Pharmacological treatment of Duchenne Muscular Dystrophy (DMD) with histone deacetylase inhibitors (HDACi) is currently being tested in clinical trials. Pre-clinical studies performed in mdx mice - the mouse model of DMD - have shown that HDACi promote compensatory muscle regeneration, while inhibiting fibro-adipogenic degeneration, by targeting fibro-adipogenic progenitors (FAPs); however, these beneficial effects are restricted to early stages of disease progression. We show here that FAPs from late stage mdx mice exhibit epigenetic and transcriptional features of senescence that could not be fully reversed by HDACi. In particular, genome-wide increase in H3K9/14 acetylation at gene promoters of Senescence Associated Secretory Phenotype (SASP) genes was associated with their upregulation in late stage mdx FAPs. Treatment with the HDACi Trichostatin A (TSA) could inhibit SASP gene activation in FAPs, by decreasing H3K9/14 acetylation. Conversely, combinatorial decrease of H3K27 and/or H3K9/14 acetylation at promoters of genes required for cycle activation and progression was associated with their downregulation in FAPs from late stage mdx mice. However, these epigenetic and transcriptional alterations could not be reversed by TSA, due to a general resistance exhibited by FAPs from late stage mdx mice to HDACi-induced H3K9/14 hyperacetylation. Overall, this data reveal that disease-associated features of senescence develop in FAPs of DMD muscle through epigenetically distinct and pharmacologically dissociable events, and suggests that HDACi might at least retain anti- fibrotic and inflammatory activity at late stages of DMD, by repressing FAP-derived SASP. Overall design: Integrative analysis of 2 different histone modifications (H3K9/14ac and H3K27ac ChIP-seq) and expression profiling (RNAseq) in FAPs derived from mdx mice at early and late stages of disease progression in response to TSA treatment. Comparative analysis of FAP transcriptome to other muscle-derived cells (MUSCs and Macrophages) to evaluate cell-specific features.

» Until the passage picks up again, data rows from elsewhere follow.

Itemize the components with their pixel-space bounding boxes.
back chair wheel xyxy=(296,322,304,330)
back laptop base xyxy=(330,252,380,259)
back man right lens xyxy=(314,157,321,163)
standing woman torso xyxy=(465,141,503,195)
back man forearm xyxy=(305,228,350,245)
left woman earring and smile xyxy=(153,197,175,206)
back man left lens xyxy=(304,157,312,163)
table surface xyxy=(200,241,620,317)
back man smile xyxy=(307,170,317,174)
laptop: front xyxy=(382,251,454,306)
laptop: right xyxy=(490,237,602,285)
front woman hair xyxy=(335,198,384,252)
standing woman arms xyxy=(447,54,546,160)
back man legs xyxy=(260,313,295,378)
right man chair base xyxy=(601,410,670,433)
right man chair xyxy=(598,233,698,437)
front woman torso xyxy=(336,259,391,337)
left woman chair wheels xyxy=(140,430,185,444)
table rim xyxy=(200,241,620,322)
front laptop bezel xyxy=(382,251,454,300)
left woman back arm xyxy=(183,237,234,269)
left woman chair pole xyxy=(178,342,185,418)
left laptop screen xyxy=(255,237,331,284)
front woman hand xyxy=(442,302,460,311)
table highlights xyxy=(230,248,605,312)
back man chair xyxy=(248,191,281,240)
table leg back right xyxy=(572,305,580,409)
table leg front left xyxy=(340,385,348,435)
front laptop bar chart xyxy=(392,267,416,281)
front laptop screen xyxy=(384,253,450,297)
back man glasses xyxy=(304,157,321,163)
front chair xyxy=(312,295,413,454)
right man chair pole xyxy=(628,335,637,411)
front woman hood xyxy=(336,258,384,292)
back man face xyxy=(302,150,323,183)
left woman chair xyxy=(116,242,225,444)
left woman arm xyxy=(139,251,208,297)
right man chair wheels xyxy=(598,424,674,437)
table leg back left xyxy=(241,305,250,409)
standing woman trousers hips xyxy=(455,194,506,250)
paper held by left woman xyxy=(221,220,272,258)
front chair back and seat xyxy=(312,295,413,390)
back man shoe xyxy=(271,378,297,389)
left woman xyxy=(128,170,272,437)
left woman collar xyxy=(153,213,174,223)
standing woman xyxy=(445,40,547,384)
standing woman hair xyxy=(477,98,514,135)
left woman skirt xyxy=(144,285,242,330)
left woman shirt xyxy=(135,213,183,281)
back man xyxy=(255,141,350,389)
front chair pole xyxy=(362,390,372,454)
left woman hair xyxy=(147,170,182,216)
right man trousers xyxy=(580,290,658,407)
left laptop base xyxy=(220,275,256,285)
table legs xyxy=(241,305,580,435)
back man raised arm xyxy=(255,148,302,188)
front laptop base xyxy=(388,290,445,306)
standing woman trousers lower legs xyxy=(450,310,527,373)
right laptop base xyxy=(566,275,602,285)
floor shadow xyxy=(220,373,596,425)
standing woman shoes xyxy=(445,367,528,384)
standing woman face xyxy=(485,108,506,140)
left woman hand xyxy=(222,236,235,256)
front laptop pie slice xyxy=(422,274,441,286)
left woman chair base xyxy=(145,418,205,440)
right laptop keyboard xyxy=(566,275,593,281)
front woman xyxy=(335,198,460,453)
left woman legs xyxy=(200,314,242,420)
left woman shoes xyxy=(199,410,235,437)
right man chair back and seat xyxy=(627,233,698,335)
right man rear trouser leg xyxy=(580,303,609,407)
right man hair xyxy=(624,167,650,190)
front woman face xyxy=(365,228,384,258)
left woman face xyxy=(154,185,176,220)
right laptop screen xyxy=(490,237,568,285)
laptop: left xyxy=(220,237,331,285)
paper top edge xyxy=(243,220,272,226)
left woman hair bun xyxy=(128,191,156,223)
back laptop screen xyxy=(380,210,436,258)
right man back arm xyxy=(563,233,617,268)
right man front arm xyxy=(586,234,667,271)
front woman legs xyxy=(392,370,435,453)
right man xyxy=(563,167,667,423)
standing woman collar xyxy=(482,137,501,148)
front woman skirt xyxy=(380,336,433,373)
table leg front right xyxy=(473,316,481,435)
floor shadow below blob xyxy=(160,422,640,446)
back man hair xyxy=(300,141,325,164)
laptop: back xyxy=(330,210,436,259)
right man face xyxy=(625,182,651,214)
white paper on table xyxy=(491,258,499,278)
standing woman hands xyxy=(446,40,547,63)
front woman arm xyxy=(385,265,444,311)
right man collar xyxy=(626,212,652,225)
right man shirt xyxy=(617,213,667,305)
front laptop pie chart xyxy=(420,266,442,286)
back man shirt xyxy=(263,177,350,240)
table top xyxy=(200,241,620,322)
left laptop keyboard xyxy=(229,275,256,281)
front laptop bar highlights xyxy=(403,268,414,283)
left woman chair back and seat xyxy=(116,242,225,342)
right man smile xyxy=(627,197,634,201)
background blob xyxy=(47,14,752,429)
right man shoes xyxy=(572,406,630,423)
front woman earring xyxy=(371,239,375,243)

当前针对杜氏肌营养不良症（Duchenne Muscular Dystrophy, DMD）的组蛋白去乙酰化酶抑制剂（HDACi）疗法，目前正处于临床试验阶段。在DMD的经典小鼠模型mdx小鼠中开展的临床前研究显示，HDACi可通过靶向脂肪生成祖细胞（FAPs），促进代偿性肌肉再生并抑制脂肪纤维化变性，但这类有益效应仅局限于疾病进程的早期阶段。 本研究证实，晚期mdx小鼠的FAPs呈现出细胞衰老的表观遗传与转录特征，且此类特征无法被HDACi完全逆转。具体而言，衰老相关分泌表型（SASP）基因的启动子区域H3K9/14乙酰化水平的全基因组升高，与晚期mdx小鼠FAPs中该类基因的上调表达显著相关。经HDACi曲古抑菌素A（TSA）处理后，可通过降低H3K9/14乙酰化水平，抑制FAPs中的SASP基因激活。 与之相反，细胞周期激活与进程所需基因的启动子区域H3K27及/或H3K9/14乙酰化水平的协同降低，与晚期mdx小鼠FAPs中该类基因的下调表达密切相关。但由于晚期mdx小鼠的FAPs普遍对HDACi诱导的H3K9/14高乙酰化产生抗性，TSA无法逆转这类表观遗传与转录改变。 综上，本研究数据表明，DMD肌肉FAPs中出现的疾病相关衰老特征，是通过表观遗传层面独立且药理学上可分离的事件介导的；同时研究提示，HDACi或可通过抑制FAPs分泌的SASP，在DMD疾病晚期仍保留抗纤维化与抗炎活性。 整体实验设计：对不同疾病进程阶段（早期与晚期）的mdx小鼠来源的FAPs，经TSA处理后，开展两种组蛋白修饰（H3K9/14ac与H3K27ac染色质免疫共沉淀测序, ChIP-seq）及表达谱分析（RNA测序, RNA-seq）的整合分析。同时将FAPs的转录组与其他肌肉来源细胞（肌干细胞, MUSCs与巨噬细胞, Macrophages）进行比较分析，以评估细胞的特异性特征。